Definito dalla musicista losangelina come una specie di “suo diario”, questo primo disco colpisce soprattutto per i suoi testi estremamente malinconici e tristi, inclusa la conclusiva “You Missed My Heart”, cover di Mark Kozelek, magistralmente reinterpretata da Phoebe.
Inoltre sono la capacità vocali della Bridgers a colpirci: nonostante i temi forti delle sue canzoni, i suoi vocals sanno gestire e descrivere perfettamente i suoi umori, regalando emozioni intense a chi ascolta, mentre la strumentazione rimane spesso molto tranquilla e a servizio della voce, adattandosi e cambiando a seconda dei sentimenti che la musicista californiana vuole dipingere attraverso la sua musica.
La ventiduenne bionda cantautrice statunitense sa donare incredibili momenti di intimità : basta ascoltare il singolo e opening-track “Smoke Signals” per iniziare a immergersi all’interno del suo mondo e lasciarsi avvolgere da quella sottile nebbia e da quelle sensazioni così belle e così pure che la ragazza californiana disegna all’interno del suo esordio.
Il percorso di questo esordio è comunque piuttosto variegato: “Killer” è un’emozionante ballata piano e voce, “Demi Moore”, invece, ha influenze folk, “Scott Street” si sposta sul territorio dell’Americana, mentre “Woud You Rather” è un toccante duetto insieme a Conor Oberst.

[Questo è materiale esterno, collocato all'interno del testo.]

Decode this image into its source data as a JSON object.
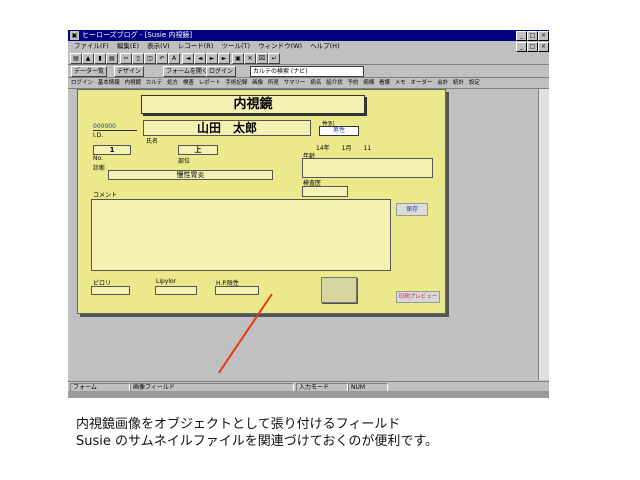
{
  "window": {
    "title": "ヒーローズブログ - [Susie 内視鏡]",
    "title_btns": [
      "_",
      "□",
      "×"
    ],
    "menu_items": [
      "ファイル(F)",
      "編集(E)",
      "表示(V)",
      "レコード(R)",
      "ツール(T)",
      "ウィンドウ(W)",
      "ヘルプ(H)"
    ],
    "menu_btns": [
      "_",
      "□",
      "×"
    ]
  },
  "toolbar1": {
    "buttons": [
      "▤",
      "▲",
      "▮",
      "▤",
      "✂",
      "▯",
      "◫",
      "↶",
      "A",
      "◄",
      "◄",
      "►",
      "►",
      "▣",
      "✕",
      "⌧",
      "↵"
    ]
  },
  "toolbar2": {
    "btn1": "データ一覧",
    "btn2": "デザイン",
    "btn3": "フォームを開く",
    "btn4": "ログイン",
    "combo": "カルテの検索 (ナビ)"
  },
  "tabs": [
    "ログイン",
    "基本情報",
    "内視鏡",
    "カルテ",
    "処方",
    "検査",
    "レポート",
    "手術記録",
    "画像",
    "所見",
    "サマリー",
    "病名",
    "紹介状",
    "予約",
    "病棟",
    "看護",
    "メモ",
    "オーダー",
    "会計",
    "統計",
    "設定"
  ],
  "form": {
    "title": "内視鏡",
    "id_value": "000000",
    "id_label": "I.D.",
    "name_value": "山田　太郎",
    "name_label": "氏名",
    "sex_label": "性別",
    "sex_value": "男性",
    "no_value": "1",
    "no_label": "No.",
    "part_value": "上",
    "part_label": "部位",
    "date_value": "14年　　1月　　11",
    "age_label": "年齢",
    "diag_label": "診断",
    "diag_value": "慢性胃炎",
    "doctor_label": "検査医",
    "comment_label": "コメント",
    "save_button": "保存",
    "check_labels": [
      "ピロリ",
      "Lipylor",
      "H.P.陰性"
    ],
    "image_field_label": "",
    "print_button": "印刷プレビュー"
  },
  "statusbar": {
    "left": "フォーム",
    "mid": "画像フィールド",
    "right1": "入力モード",
    "right2": "NUM"
  },
  "caption": {
    "line1": "内視鏡画像をオブジェクトとして張り付けるフィールド",
    "line2": "Susie のサムネイルファイルを関連づけておくのが便利です。"
  },
  "colors": {
    "title_bar": "#000080",
    "form_bg": "#ebe98c",
    "arrow": "#e83a18",
    "print_button_text": "#cc2255",
    "save_button_text": "#1a3ea0"
  }
}
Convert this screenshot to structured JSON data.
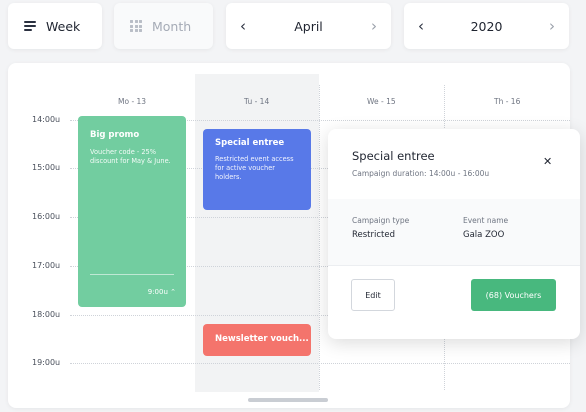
{
  "controls": {
    "week_label": "Week",
    "month_label": "Month",
    "month_nav": {
      "prev": "‹",
      "title": "April",
      "next": "›"
    },
    "year_nav": {
      "prev": "‹",
      "title": "2020",
      "next": "›"
    }
  },
  "calendar": {
    "days": [
      "Mo - 13",
      "Tu - 14",
      "We - 15",
      "Th - 16"
    ],
    "times": [
      "14:00u",
      "15:00u",
      "16:00u",
      "17:00u",
      "18:00u",
      "19:00u"
    ],
    "events": {
      "promo": {
        "title": "Big promo",
        "description": "Voucher code - 25% discount for May & June.",
        "time": "9:00u",
        "chevron": "⌃",
        "color": "#72cda0"
      },
      "special": {
        "title": "Special entree",
        "description": "Restricted event access for active voucher holders.",
        "color": "#5879e8"
      },
      "newsletter": {
        "title": "Newsletter vouch...",
        "color": "#f4746c"
      }
    }
  },
  "popover": {
    "title": "Special entree",
    "subtitle": "Campaign duration: 14:00u - 16:00u",
    "close": "✕",
    "campaign_type_label": "Campaign type",
    "campaign_type_value": "Restricted",
    "event_name_label": "Event name",
    "event_name_value": "Gala ZOO",
    "edit_label": "Edit",
    "vouchers_label": "(68) Vouchers",
    "vouchers_color": "#48b87e"
  }
}
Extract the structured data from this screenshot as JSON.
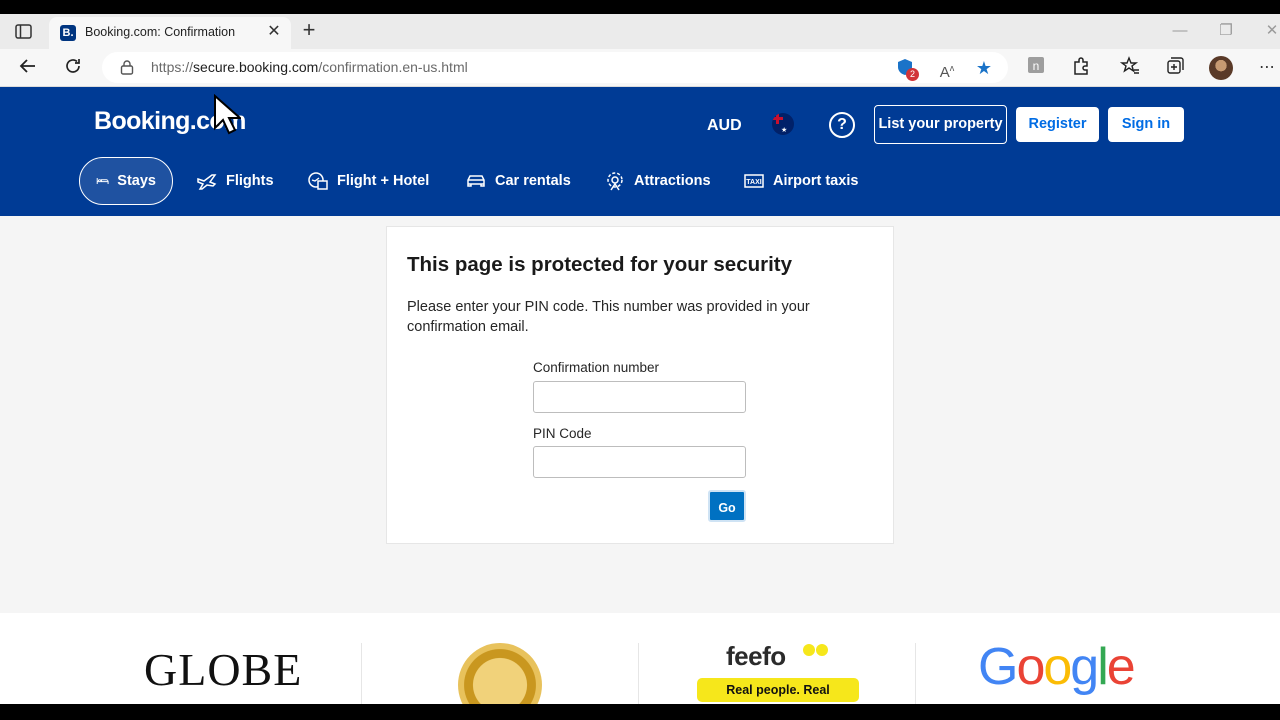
{
  "browser": {
    "tab_title": "Booking.com: Confirmation",
    "tab_favicon": "B.",
    "url_prefix": "https://",
    "url_host": "secure.booking.com",
    "url_path": "/confirmation.en-us.html",
    "extension_badge": "2"
  },
  "header": {
    "logo": "Booking.com",
    "currency": "AUD",
    "list_property": "List your property",
    "register": "Register",
    "sign_in": "Sign in",
    "nav": [
      {
        "label": "Stays",
        "icon": "bed-icon"
      },
      {
        "label": "Flights",
        "icon": "plane-icon"
      },
      {
        "label": "Flight + Hotel",
        "icon": "flight-hotel-icon"
      },
      {
        "label": "Car rentals",
        "icon": "car-icon"
      },
      {
        "label": "Attractions",
        "icon": "attractions-icon"
      },
      {
        "label": "Airport taxis",
        "icon": "taxi-icon"
      }
    ]
  },
  "form": {
    "title": "This page is protected for your security",
    "description": "Please enter your PIN code. This number was provided in your confirmation email.",
    "confirmation_label": "Confirmation number",
    "confirmation_value": "",
    "pin_label": "PIN Code",
    "pin_value": "",
    "submit": "Go"
  },
  "footer": {
    "globe": "GLOBE",
    "feefo": "feefo",
    "feefo_tagline": "Real people. Real opinions.",
    "google": [
      "G",
      "o",
      "o",
      "g",
      "l",
      "e"
    ]
  },
  "colors": {
    "brand": "#003b95",
    "button": "#0071c2",
    "link": "#006ce4"
  }
}
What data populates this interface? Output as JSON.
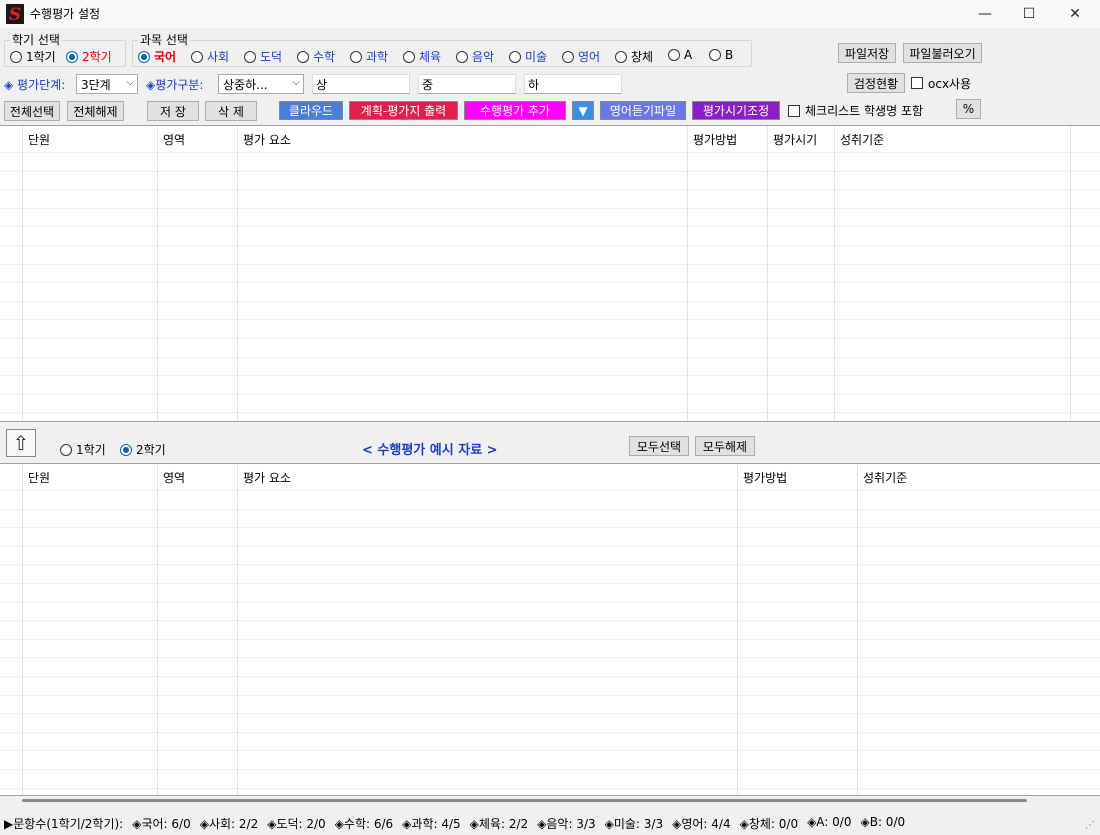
{
  "window": {
    "title": "수행평가 설정",
    "min": "—",
    "max": "☐",
    "close": "✕"
  },
  "semester": {
    "legend": "학기 선택",
    "options": [
      "1학기",
      "2학기"
    ],
    "selected": "2학기"
  },
  "subject": {
    "legend": "과목 선택",
    "options": [
      "국어",
      "사회",
      "도덕",
      "수학",
      "과학",
      "체육",
      "음악",
      "미술",
      "영어",
      "창체",
      "A",
      "B"
    ],
    "selected": "국어"
  },
  "file": {
    "save": "파일저장",
    "load": "파일불러오기"
  },
  "eval": {
    "stage_label": "◈ 평가단계:",
    "stage_value": "3단계",
    "type_label": "◈평가구분:",
    "type_value": "상중하...",
    "high": "상",
    "mid": "중",
    "low": "하",
    "check_status": "검정현황",
    "ocx_label": "ocx사용"
  },
  "toolbar": {
    "select_all": "전체선택",
    "deselect_all": "전체해제",
    "save": "저 장",
    "delete": "삭 제",
    "cloud": "클라우드",
    "plan_print": "계획-평가지 출력",
    "add_eval": "수행평가 추가",
    "dropdown": "▼",
    "english_listening": "영어듣기파일",
    "time_adjust": "평가시기조정",
    "checklist_label": "체크리스트 학생명 포함",
    "percent": "%"
  },
  "upper_grid": {
    "headers": [
      "단원",
      "영역",
      "평가 요소",
      "평가방법",
      "평가시기",
      "성취기준"
    ]
  },
  "middle": {
    "up_icon": "⇧",
    "semester_options": [
      "1학기",
      "2학기"
    ],
    "semester_selected": "2학기",
    "title": "< 수행평가 예시 자료 >",
    "select_all": "모두선택",
    "deselect_all": "모두해제"
  },
  "lower_grid": {
    "headers": [
      "단원",
      "영역",
      "평가 요소",
      "평가방법",
      "성취기준"
    ]
  },
  "status": {
    "prefix": "▶문항수(1학기/2학기):",
    "items": [
      "◈국어: 6/0",
      "◈사회: 2/2",
      "◈도덕: 2/0",
      "◈수학: 6/6",
      "◈과학: 4/5",
      "◈체육: 2/2",
      "◈음악: 3/3",
      "◈미술: 3/3",
      "◈영어: 4/4",
      "◈창체: 0/0",
      "◈A: 0/0",
      "◈B: 0/0"
    ]
  },
  "colors": {
    "accent_blue": "#1a3fc2",
    "subject_red": "#e00000",
    "cloud_btn": "#4a7fd8",
    "plan_btn": "#e0204a",
    "add_btn": "#ff00ff",
    "dropdown_btn": "#3a8ee6",
    "english_btn": "#6a78e6",
    "time_btn": "#8a1fc7"
  }
}
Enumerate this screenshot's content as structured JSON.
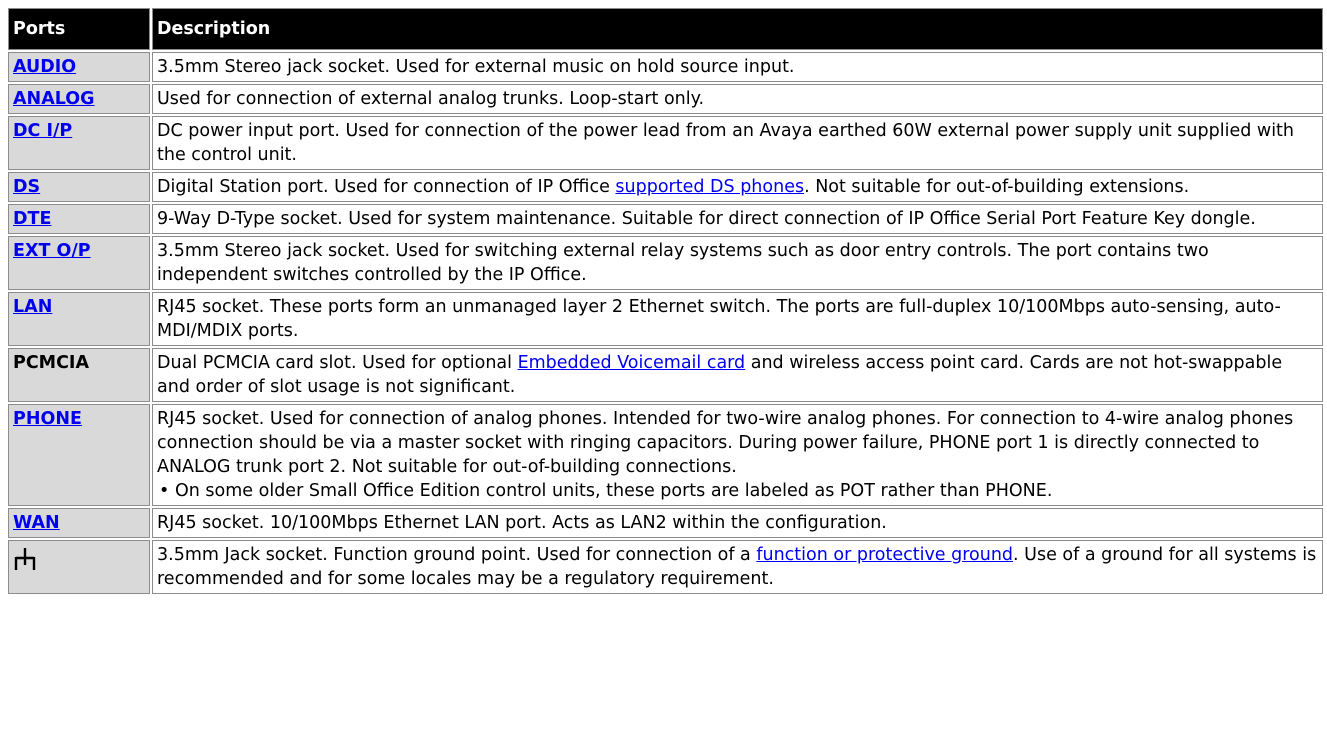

La bellezza racchiusa nella semplicità delle sue canzoni dentro cui si nascondono atmosfere che ci fanno tornare in mente Bon Iver, dimostrano come le qualità di Phoebe vadano ben oltre alla sua giovane età e alla sua ancora limitata esperienza nel mondo musicale: “Strangers In The Alps” ha poco a che far con il sole e le melodie semplici e luminose della nativa California, ma è, invece, un lavoro introspettivo, personale, riflessivo, a tratti commovente, che facilmente la porterà a farsi conoscere anche al di fuori della scena indie-folk e non sarà un caso se lo ritroveremo in alto in tante classifiche di fine anno.